Stopniowy powrót do biur idzie w parze ze stopniowym powrotem do prowadzenia procesów rekrutacji. Niemal 6 firm na 10 deklaruje, że przyjmuje nowych pracowników, co oznacza wzrost o 4 pp. w porównaniu do poprzedniej edycji badania prowadzonej w kwietniu. Na dalsze zamrożenie nowych zatrudnień decyduje się nadal co czwarta firma, ale zwolnienia planuje tylko 3%, co jest pochodną m.in. zapisów tarczy antykryzysowej, której jednym z priorytetów jest ochrona miejsc pracy. Do branż, które najsilniej wstrzymują rekrutacje należy produkcja – aż 30% firm nie chce zatrudniać nowych pracowników, jest to jednak spadek o 8 pp. w porównaniu do poprzedniej kwietniowej edycji badania. W IT tylko 17% firm nie zatrudnia nowych pracowników.
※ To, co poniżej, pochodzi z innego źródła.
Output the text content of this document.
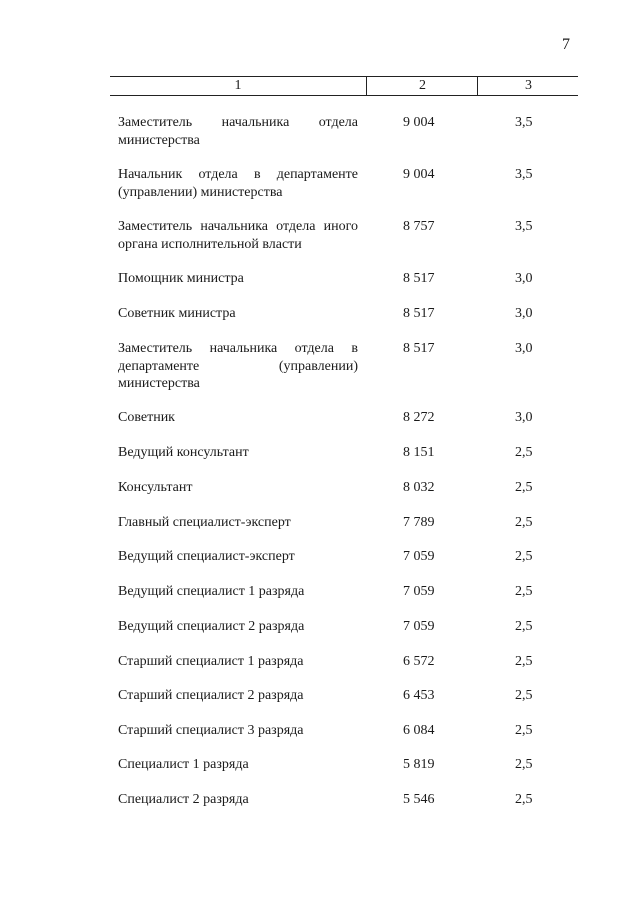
7
1	2	3
Заместитель начальника отдела министерства
9 004	3,5
Начальник отдела в департаменте (управлении) министерства
9 004	3,5
Заместитель начальника отдела иного органа исполнительной власти
8 757	3,5
Помощник министра	8 517	3,0
Советник министра	8 517	3,0
Заместитель начальника отдела в департаменте (управлении) министерства
8 517	3,0
Советник	8 272	3,0
Ведущий консультант	8 151	2,5
Консультант	8 032	2,5
Главный специалист-эксперт	7 789	2,5
Ведущий специалист-эксперт	7 059	2,5
Ведущий специалист 1 разряда	7 059	2,5
Ведущий специалист 2 разряда	7 059	2,5
Старший специалист 1 разряда	6 572	2,5
Старший специалист 2 разряда	6 453	2,5
Старший специалист 3 разряда	6 084	2,5
Специалист 1 разряда	5 819	2,5
Специалист 2 разряда	5 546	2,5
- Pojawienie się pracowników w biurach oraz prowadzenie nowych procesów rekrutacyjnych to dwa zjawiska w covidowej rzeczywistości, które zwiastują powracającą normalność na rynku pracy. Oczywiście jest to proces złożony i długofalowy. Dodatkowo, nadal nie wiemy jaka będzie skala zachorowań w kolejnych miesiącach. Natomiast zdecydowana większość pracowników nie doświadczy rewolucji związanej z pracą zdalną. W takich sektorach jak budowlany, logistyka, produkcja czy handel, gdzie pracuje mnóstwo osób, nie można wykonywać obowiązków zdalnie

podsumowuje Joanna Wanatowicz, Business Director Grafton Recruitment.